Messages on pulsar is produced by another service which is Record pump service. Both these services are to be deployed separately, in production.
Here is my source:
private val source = committableSource(consumerFn)
The above code works fine and its able to consume message from pulsar and write to ES. However, I am not sure if we should be using MessageId.earliest when creating source
private val source = committableSource(consumerFn, Some(MessageId.earliest))
While testing, I found pros and cons of both that is without using MessageId.earliest and with using MessageId.earliest, but none of them are suitable for production (as per my opinion).

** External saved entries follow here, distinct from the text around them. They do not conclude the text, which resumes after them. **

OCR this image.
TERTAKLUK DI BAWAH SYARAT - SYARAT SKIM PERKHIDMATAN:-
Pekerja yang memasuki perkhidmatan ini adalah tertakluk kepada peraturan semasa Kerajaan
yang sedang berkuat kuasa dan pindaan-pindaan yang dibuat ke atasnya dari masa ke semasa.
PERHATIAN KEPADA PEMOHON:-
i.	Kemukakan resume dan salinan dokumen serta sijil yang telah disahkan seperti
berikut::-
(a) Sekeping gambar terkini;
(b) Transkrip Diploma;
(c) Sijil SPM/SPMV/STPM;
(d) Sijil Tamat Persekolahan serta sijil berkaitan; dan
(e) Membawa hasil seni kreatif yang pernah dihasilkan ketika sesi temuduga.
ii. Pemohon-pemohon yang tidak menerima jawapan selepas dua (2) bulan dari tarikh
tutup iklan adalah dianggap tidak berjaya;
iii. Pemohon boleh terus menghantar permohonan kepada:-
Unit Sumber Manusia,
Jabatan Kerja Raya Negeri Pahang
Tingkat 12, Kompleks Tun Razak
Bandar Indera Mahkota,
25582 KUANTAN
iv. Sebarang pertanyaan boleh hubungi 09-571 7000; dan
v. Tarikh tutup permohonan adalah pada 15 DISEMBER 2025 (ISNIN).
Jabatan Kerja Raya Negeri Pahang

1. Without using MessageId.earliest:
a. This adds a constraint that Record ingester service has to be up before we start Record pump service.
b. If my record ingester service goes down (due to an issue or due to maintenance), the messages produced on pulsar by record pump service will not get consumed after the ingester service is back up. This means that messages produced during the time, ingester service is down never gets consumed.
So, I think the logic is that only those messages will be consumed which will be put on pulsar AFTER the consumer has subscribed to that topic.
But, I don't think its acceptable in production for the reason mentioned in point a and point b.
2. With MessageId.earliest: Point a and b mentioned above are solved with this but -
When we use this, any time my record ingester service comes back up (after downtime or maintenance), it starts consuming all messages since the very beginning. I have the logic that records with same id gets overwritten at ES side, so it really doesn't do any harm but still I don't think this is the right way - as there would be millions of messages on that topic and it will everytime consume messages that are already consumed (which is a waste).
This also to me is unacceptable in production.
Can anyone please help me out in what configuration to use which solves both cases. I tried various configurations such as using subscriptionInitialPosition = Some(SubscriptionInitialPosition.Earliest) but no luck.
Complete code:
//consumer
private val consumerFn = () =>
pulsarClient.consumer(
ConsumerConfig(
subscriptionName = Subscription.generate,
topics = Seq(statementTopic),
subscriptionType = Some(SubscriptionType.Shared)
)
)
//create source
private val source = committableSource(consumerFn)
//create intermediate flow
private val intermediateFlow = Flow[CommittableMessage[Array[Byte]]].map {
committableSourceMessage =>
val message = committableSourceMessage.message
val obj: MyObject = MyObject.parseFrom(message.value)
WriteMessage.createIndexMessage(obj.id, JsonUtil.toJson(obj))
}.via(
ElasticsearchFlow.create(
indexName = "myindex",
typeName = "_doc",
settings = ElasticsearchWriteSettings.Default,
StringMessageWriter
)
)
source.via(intermediateFlow).run()